Sure you are entitled to your opinion, as am I, and I gave you mine. Could I be more blunt and direct? Possibly. But rude and insulting? Where? Nowhere in my post I attacked you personally, called you names, or questioned your integrity.
Okay, if it's not insulting to you, I'll use your own words (no offense intended): I call what you said above BS. It's just a teeny bit of a cop out to say, paraphrasing you, "That's just BS. If anyone says... blah blah, they don't have a clue... etc," when you are obviously referring to what waywardsage had just said. So, he had some reason to feel like you threw a needless swing his direction. I noticed it. Your opinion is valid, and even welcomed, but it's just your opinion. Please try to express it without a "know it all" attitude where you are demeaning to what someone else just said. Just be cool, because what you said certainly has validity, but not everyone feels that way.
Now, with regards to the Scorpio Blue and the 7200.4, WD made a really good and fast 5400rpm drive. It is still slower than the faster rotating Seagate, but it is also $50 cheaper. Also, large hard disks are typically going to be faster than smaller specimen at the same rotational speed, as their platter density is higher, which translates in higher performance. So if you currently have a 160GB or 320GB 5400rpm drive, you will get a noticeable improvement with a 500GB 5400rpm drive.
Fast drives are noticed whenever you access your disk. Be it to boot, start a program or load documents into a program. If you are doing memory intensive tasks where you will hit your physical memory limit and start swapping, or use extremely large files like with video editing, you will notice it even more.
You make some good points. That's why I bought a WD Scorpio Blue 500gig drive for my MBP. It's been the best $89 I've ever spent.
But regardless, faster drives are ALWAYS better.
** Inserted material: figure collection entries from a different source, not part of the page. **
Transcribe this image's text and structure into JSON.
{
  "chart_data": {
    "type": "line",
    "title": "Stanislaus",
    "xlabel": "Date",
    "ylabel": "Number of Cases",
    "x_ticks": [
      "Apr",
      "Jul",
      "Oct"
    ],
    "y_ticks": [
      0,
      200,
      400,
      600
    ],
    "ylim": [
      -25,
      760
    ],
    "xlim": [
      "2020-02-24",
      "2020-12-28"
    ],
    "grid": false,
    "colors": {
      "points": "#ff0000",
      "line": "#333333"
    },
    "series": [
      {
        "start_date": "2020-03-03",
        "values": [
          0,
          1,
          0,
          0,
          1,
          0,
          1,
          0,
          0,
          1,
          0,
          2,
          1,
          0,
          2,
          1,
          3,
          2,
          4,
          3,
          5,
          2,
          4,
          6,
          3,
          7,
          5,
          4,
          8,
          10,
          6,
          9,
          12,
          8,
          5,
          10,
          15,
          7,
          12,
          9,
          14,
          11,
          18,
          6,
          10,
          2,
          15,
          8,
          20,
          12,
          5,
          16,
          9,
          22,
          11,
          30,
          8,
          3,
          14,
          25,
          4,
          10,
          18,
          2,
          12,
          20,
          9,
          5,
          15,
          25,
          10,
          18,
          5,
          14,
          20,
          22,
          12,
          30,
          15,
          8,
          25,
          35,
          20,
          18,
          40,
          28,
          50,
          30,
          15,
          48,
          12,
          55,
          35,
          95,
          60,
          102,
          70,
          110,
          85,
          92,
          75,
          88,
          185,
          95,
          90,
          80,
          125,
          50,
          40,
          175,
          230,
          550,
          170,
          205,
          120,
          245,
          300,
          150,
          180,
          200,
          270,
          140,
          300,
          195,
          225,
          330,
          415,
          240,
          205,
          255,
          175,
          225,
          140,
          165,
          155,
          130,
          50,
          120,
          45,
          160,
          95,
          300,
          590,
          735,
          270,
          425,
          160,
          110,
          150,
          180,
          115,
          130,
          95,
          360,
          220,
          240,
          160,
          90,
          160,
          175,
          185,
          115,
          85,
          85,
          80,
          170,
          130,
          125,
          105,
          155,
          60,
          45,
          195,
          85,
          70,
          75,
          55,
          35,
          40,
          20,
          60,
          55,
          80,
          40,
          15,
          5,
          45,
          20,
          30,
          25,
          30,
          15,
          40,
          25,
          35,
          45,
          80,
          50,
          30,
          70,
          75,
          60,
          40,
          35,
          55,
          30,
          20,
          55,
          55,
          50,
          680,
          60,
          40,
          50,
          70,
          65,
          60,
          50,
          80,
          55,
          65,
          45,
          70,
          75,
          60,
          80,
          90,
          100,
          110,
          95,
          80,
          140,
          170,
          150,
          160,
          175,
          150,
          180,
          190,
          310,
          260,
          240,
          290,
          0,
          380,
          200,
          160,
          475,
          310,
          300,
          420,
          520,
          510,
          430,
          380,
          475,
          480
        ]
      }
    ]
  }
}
There is absolutely no reason at all to recommend using a slower drive at any time other than budgetary constraints.
Here's where I part ways with you... because slow has a couple of meanings here. Platter rotation speed... and performance speed (access, read/write throughput, etc.) A buyer can gain lots of performance by upgrading his smaller 5400 drive, or even some 7200 rpm drives for the WD 500 Scorpio Blue
and save money by getting a "slower" drive that happens to be "faster" than most other current drives out there, with only a few exceptions. So, budget is only
one issue. Bang for the buck, size of data storage, vibration, noise, heat and reliability... are all issues worth considering. If speed is the only thing, then hook up to your velociraptor RAID setup on your desk and have at it, or get a 'cost is no consideration' SSD. What's a 500gig SSD with top performance going for these days?
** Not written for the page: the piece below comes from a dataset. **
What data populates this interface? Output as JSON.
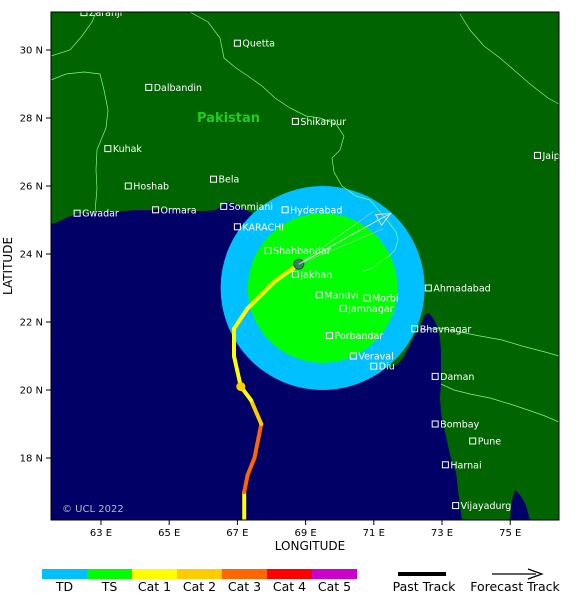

Anyway, just some variations on the subject of "what matters." It all will be individual, based on what's important. We know what's important to you - you told us. But you're just you, and it might not fit someone else.
As far as 5400rpm or 7200rpm drive love around here, I don't know. I come from the PC world, and I would guess that world is more performance oriented whereas the MAC world typically has been more oriented to what Apple wanted them to have as there used to be not much other choice.
I'm a PC user, also lived in that world, and from what I saw it was only a certain segment of the PC world was performance obsessed. Most bought on budget, and I saw more bottom-feeder PCs desktop boxes and laptops than I did the high-end stuff. Sure, the hot rods of the PC world certainly exist, and all the custom parts at Fry's for the homebuilt crowd, but most folks I worked with just wanted their PC to get the job done, which was usually running Office (Word, Excel, Powerpoint, etc.,) IE, Outlook, and other similar business or home office type stuff. They weren't running souped up gaming rigs. In fact it was amazing how non-leading edge most PC users I know really are. They liked where they were, running XP on some 2 year old machine, or a budget box from Best Buy. I think a lot of Mac (not an acronym, BTW) users aren't all that "performance" obsessed either, as long as it works reliably and is easy to use, mainly because Macs are generally good performing machines in the real world. For the performance driven Mac people, the Mac Pro multi-core machines are pretty damn good off the shelf, even just being measured strictly as Windows machines.